The material can yield and flow and the applied grids can deform and move with the material it is representing. The explicit Lagrangian calculation scheme allows for distortion of the grid so that the end state at each node is the beginning state of the next cycle. This allows the program to accurately model plastic flow and collapse. In order for the equilibrium to be accessed explicitly or locally the incremental time step between each successive set of calculations must be small enough to prevent propagation of information beyond neighbouring calculation points. Hence problems of numerical instability are overcome and the scheme is conditionally stable and convergent. It is the ability to perform all calculations at a local level which renders the scheme explicit. In other words, at a local level for each time step unknown quantities, such as displacements, can be calculated by establishing simple equations which relate the unknown quantity to currently known variables at, or immediately surrounding, the local point.

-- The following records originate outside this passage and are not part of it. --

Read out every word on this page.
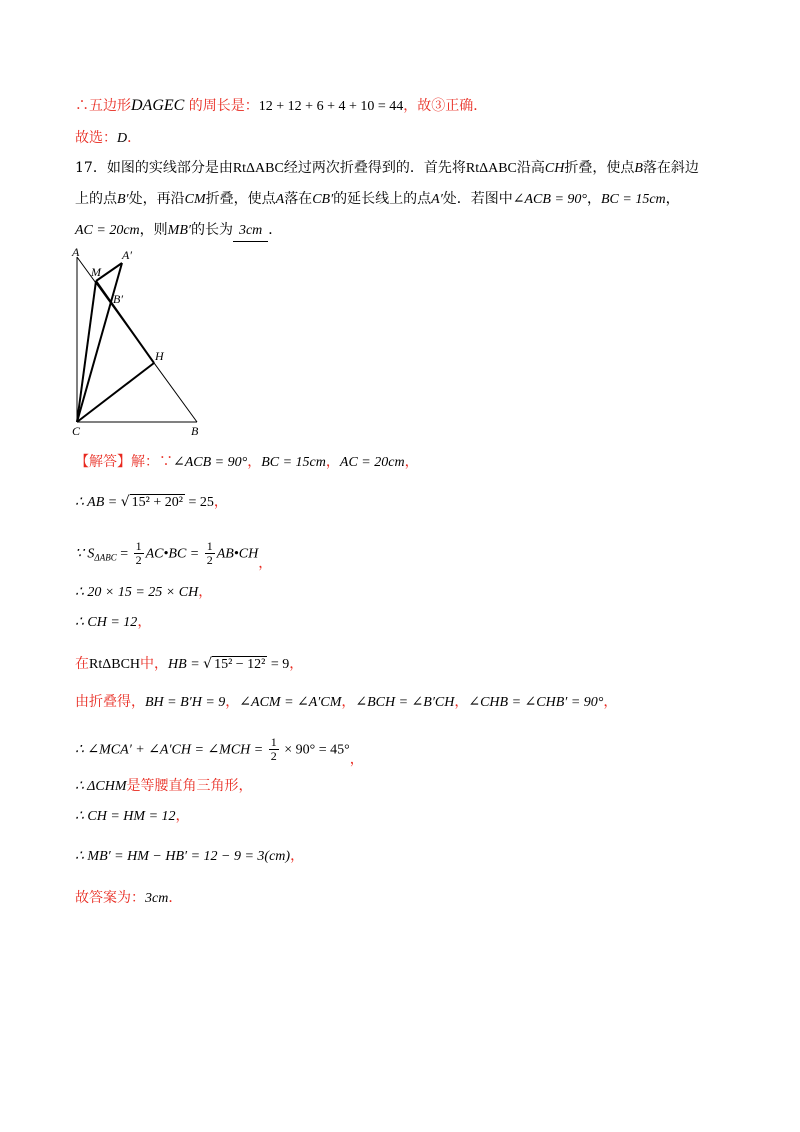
∴五边形DAGEC 的周长是：12 + 12 + 6 + 4 + 10 = 44，故③正确．
故选：D．
17．如图的实线部分是由RtΔABC经过两次折叠得到的．首先将RtΔABC沿高CH折叠，使点B落在斜边
上的点B′处，再沿CM折叠，使点A落在CB′的延长线上的点A′处．若图中∠ACB = 90°，BC = 15cm，
AC = 20cm，则MB′的长为 3cm ．
A	A′
M
B′
H
C	B
【解答】解：∵∠ACB = 90°，BC = 15cm，AC = 20cm，
∴ AB = √ 15² + 20² = 25，
∵ $S_{\Delta ABC} = \frac{1}{2}$ AC•BC = $\frac{1}{2}$ AB•CH，
∴ 20 × 15 = 25 × CH，
∴ CH = 12，
在RtΔBCH中，HB = √ 15² − 12² = 9，
由折叠得，BH = B′H = 9，∠ACM = ∠A′CM，∠BCH = ∠B′CH，∠CHB = ∠CHB′ = 90°，
∴ ∠MCA′ + ∠A′CH = ∠MCH = $\frac{1}{2} \times 90^\circ = 45^\circ$，
∴ ΔCHM是等腰直角三角形，
∴ CH = HM = 12，
∴ MB′ = HM − HB′ = 12 − 9 = 3(cm)，
故答案为：3cm．
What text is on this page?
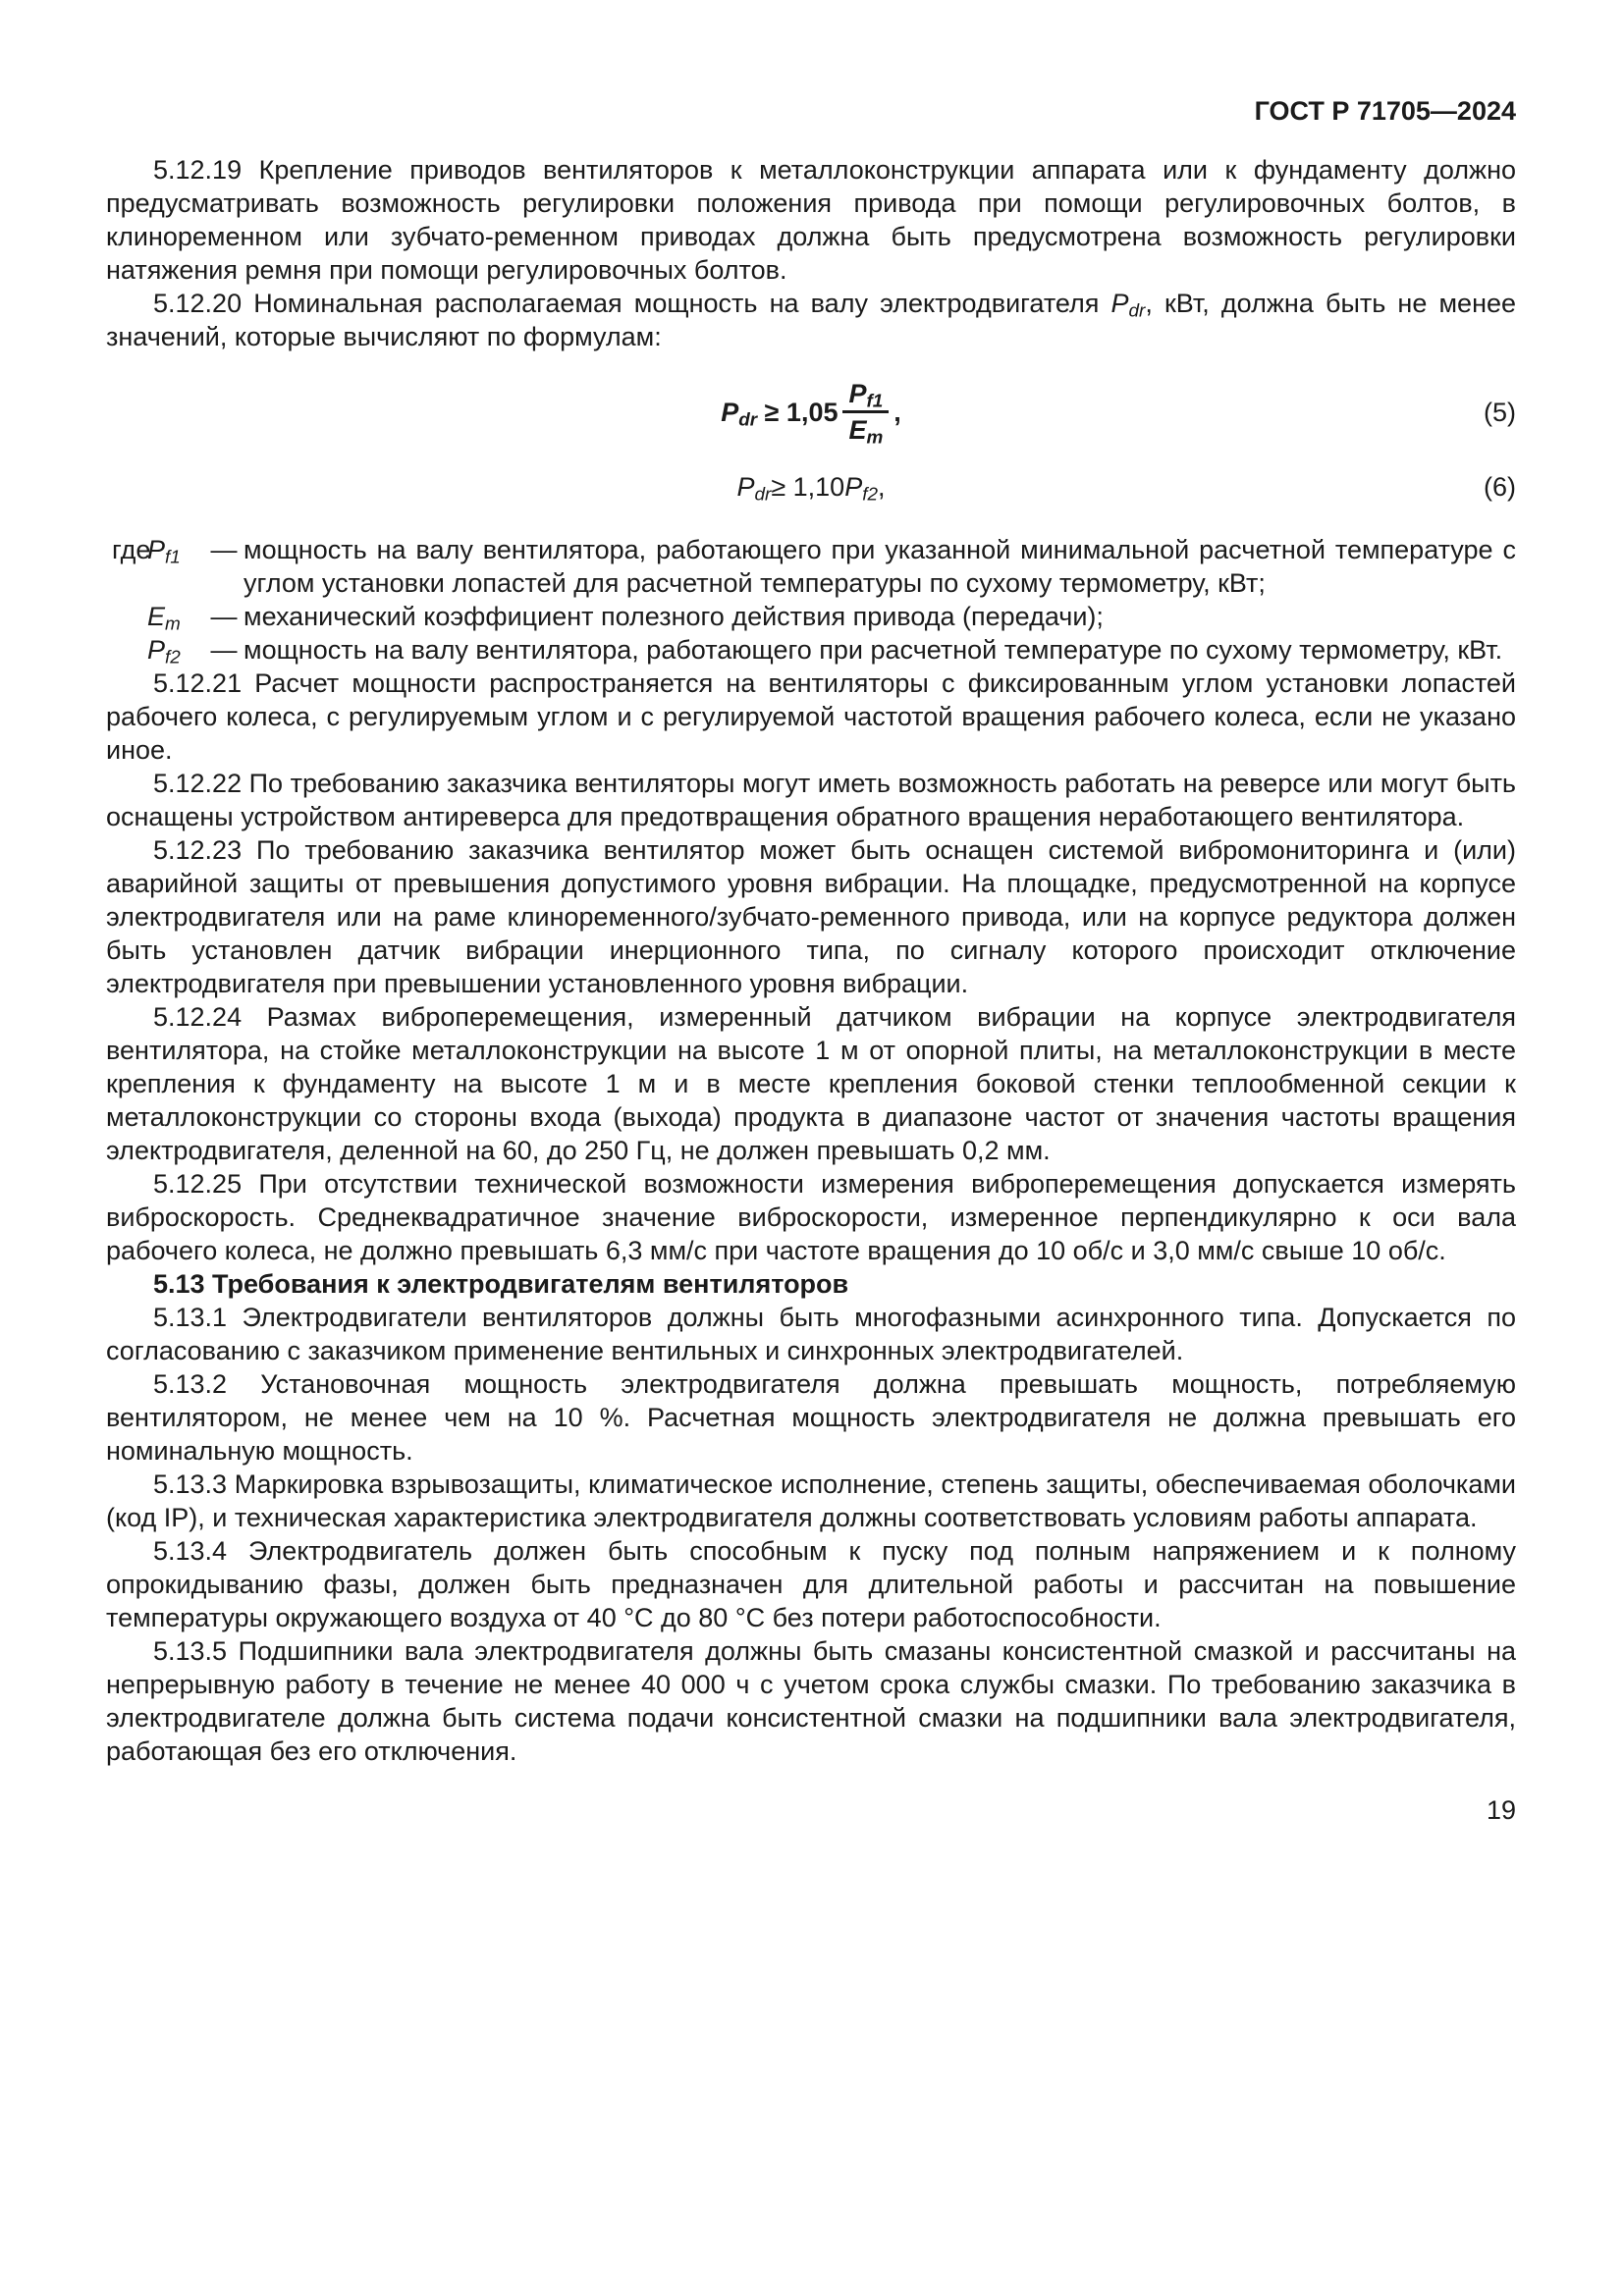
ГОСТ Р 71705—2024

5.12.19 Крепление приводов вентиляторов к металлоконструкции аппарата или к фундаменту должно предусматривать возможность регулировки положения привода при помощи регулировочных болтов, в клиноременном или зубчато-ременном приводах должна быть предусмотрена возможность регулировки натяжения ремня при помощи регулировочных болтов.

5.12.20 Номинальная располагаемая мощность на валу электродвигателя $P_{dr}$, кВт, должна быть не менее значений, которые вычисляют по формулам:

$P_{dr} \ge 1,05 \frac{P_{f1}}{E_m}$ ,	(5)
$P_{dr} \ge 1,10$ $P_{f2}$ ,	(6)
где
$P_{f1}$	— мощность на валу вентилятора, работающего при указанной минимальной расчетной температуре с углом установки лопастей для расчетной температуры по сухому термометру, кВт;
$E_m$	— механический коэффициент полезного действия привода (передачи);
$P_{f2}$	— мощность на валу вентилятора, работающего при расчетной температуре по сухому термометру, кВт.

5.12.21 Расчет мощности распространяется на вентиляторы с фиксированным углом установки лопастей рабочего колеса, с регулируемым углом и с регулируемой частотой вращения рабочего колеса, если не указано иное.

5.12.22 По требованию заказчика вентиляторы могут иметь возможность работать на реверсе или могут быть оснащены устройством антиреверса для предотвращения обратного вращения неработающего вентилятора.

5.12.23 По требованию заказчика вентилятор может быть оснащен системой вибромониторинга и (или) аварийной защиты от превышения допустимого уровня вибрации. На площадке, предусмотренной на корпусе электродвигателя или на раме клиноременного/зубчато-ременного привода, или на корпусе редуктора должен быть установлен датчик вибрации инерционного типа, по сигналу которого происходит отключение электродвигателя при превышении установленного уровня вибрации.

5.12.24 Размах виброперемещения, измеренный датчиком вибрации на корпусе электродвигателя вентилятора, на стойке металлоконструкции на высоте 1 м от опорной плиты, на металлоконструкции в месте крепления к фундаменту на высоте 1 м и в месте крепления боковой стенки теплообменной секции к металлоконструкции со стороны входа (выхода) продукта в диапазоне частот от значения частоты вращения электродвигателя, деленной на 60, до 250 Гц, не должен превышать 0,2 мм.

5.12.25 При отсутствии технической возможности измерения виброперемещения допускается измерять виброскорость. Среднеквадратичное значение виброскорости, измеренное перпендикулярно к оси вала рабочего колеса, не должно превышать 6,3 мм/с при частоте вращения до 10 об/с и 3,0 мм/с свыше 10 об/с.

5.13 Требования к электродвигателям вентиляторов

5.13.1 Электродвигатели вентиляторов должны быть многофазными асинхронного типа. Допускается по согласованию с заказчиком применение вентильных и синхронных электродвигателей.

5.13.2 Установочная мощность электродвигателя должна превышать мощность, потребляемую вентилятором, не менее чем на 10 %. Расчетная мощность электродвигателя не должна превышать его номинальную мощность.

5.13.3 Маркировка взрывозащиты, климатическое исполнение, степень защиты, обеспечиваемая оболочками (код IP), и техническая характеристика электродвигателя должны соответствовать условиям работы аппарата.

5.13.4 Электродвигатель должен быть способным к пуску под полным напряжением и к полному опрокидыванию фазы, должен быть предназначен для длительной работы и рассчитан на повышение температуры окружающего воздуха от 40 °С до 80 °С без потери работоспособности.

5.13.5 Подшипники вала электродвигателя должны быть смазаны консистентной смазкой и рассчитаны на непрерывную работу в течение не менее 40 000 ч с учетом срока службы смазки. По требованию заказчика в электродвигателе должна быть система подачи консистентной смазки на подшипники вала электродвигателя, работающая без его отключения.

19
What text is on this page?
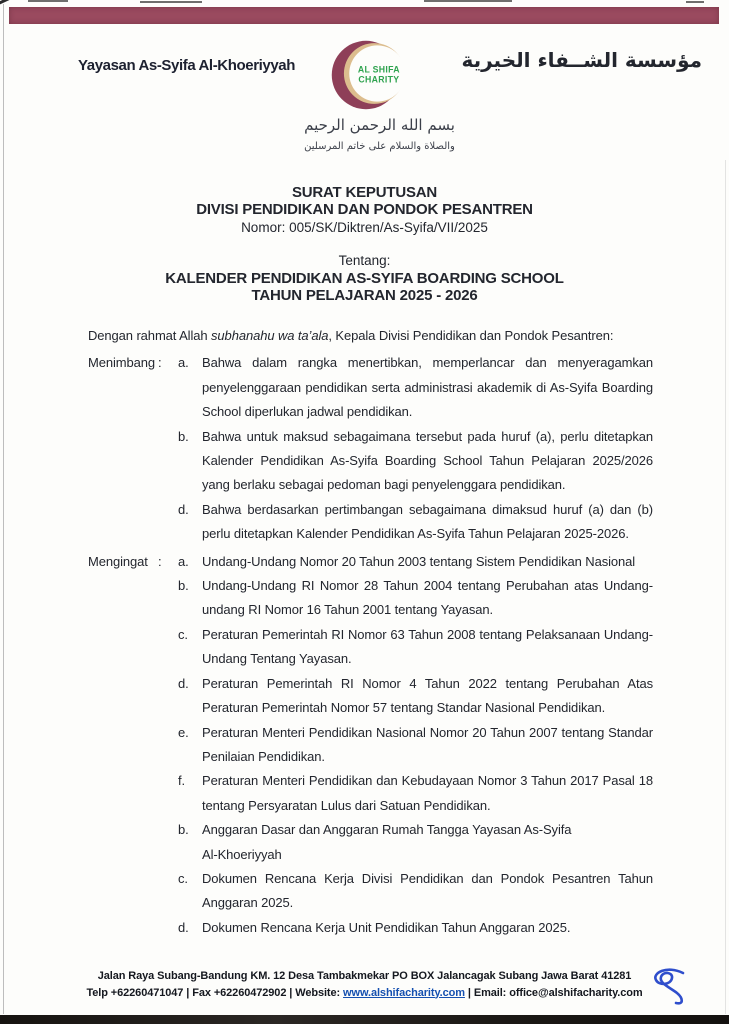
Yayasan As-Syifa Al-Khoeriyyah	AL SHIFA
CHARITY
مؤسسة الشــفاء الخيرية
بسم الله الرحمن الرحيم
والصلاة والسلام على خاتم المرسلين
SURAT KEPUTUSAN
DIVISI PENDIDIKAN DAN PONDOK PESANTREN
Nomor: 005/SK/Diktren/As-Syifa/VII/2025
Tentang:
KALENDER PENDIDIKAN AS-SYIFA BOARDING SCHOOL
TAHUN PELAJARAN 2025 - 2026
Dengan rahmat Allah subhanahu wa ta’ala, Kepala Divisi Pendidikan dan Pondok Pesantren:
Menimbang :	a.	Bahwa dalam rangka menertibkan, memperlancar dan menyeragamkan penyelenggaraan pendidikan serta administrasi akademik di As-Syifa Boarding School diperlukan jadwal pendidikan.
b.	Bahwa untuk maksud sebagaimana tersebut pada huruf (a), perlu ditetapkan Kalender Pendidikan As-Syifa Boarding School Tahun Pelajaran 2025/2026 yang berlaku sebagai pedoman bagi penyelenggara pendidikan.
d.	Bahwa berdasarkan pertimbangan sebagaimana dimaksud huruf (a) dan (b) perlu ditetapkan Kalender Pendidikan As-Syifa Tahun Pelajaran 2025-2026.
Mengingat :	a.	Undang-Undang Nomor 20 Tahun 2003 tentang Sistem Pendidikan Nasional
b.	Undang-Undang RI Nomor 28 Tahun 2004 tentang Perubahan atas Undang-undang RI Nomor 16 Tahun 2001 tentang Yayasan.
c.	Peraturan Pemerintah RI Nomor 63 Tahun 2008 tentang Pelaksanaan Undang-Undang Tentang Yayasan.
d.	Peraturan Pemerintah RI Nomor 4 Tahun 2022 tentang Perubahan Atas Peraturan Pemerintah Nomor 57 tentang Standar Nasional Pendidikan.
e.	Peraturan Menteri Pendidikan Nasional Nomor 20 Tahun 2007 tentang Standar Penilaian Pendidikan.
f.	Peraturan Menteri Pendidikan dan Kebudayaan Nomor 3 Tahun 2017 Pasal 18 tentang Persyaratan Lulus dari Satuan Pendidikan.
b.	Anggaran Dasar dan Anggaran Rumah Tangga Yayasan As-Syifa
Al-Khoeriyyah
c.	Dokumen Rencana Kerja Divisi Pendidikan dan Pondok Pesantren Tahun Anggaran 2025.
d.	Dokumen Rencana Kerja Unit Pendidikan Tahun Anggaran 2025.
Jalan Raya Subang-Bandung KM. 12 Desa Tambakmekar PO BOX Jalancagak Subang Jawa Barat 41281
Telp +62260471047 | Fax +62260472902 | Website: www.alshifacharity.com | Email: office@alshifacharity.com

PFC is a two-dimensional particle flow code (timestepping, explicit scheme) to model the movement and interaction of circular particles, such as granular material. The animation below is of a steel bolt being pulled through an element of clayey SAND.
In House Fire Resistance Model On Clay Masonry WallingSpecialist software to model the fire resistance of clay brick masonry walling has been developed and validated against actual fire tests. The software predicts the variation in temperature across the wall with time for any given fire loading, including standard and parametric curves. These data are then used to predict the structural response of loaded and unloaded clay masonry walls in fire. This performance-based approach should have economic benefits as the need for expensive fire tests is reduced or even eliminated.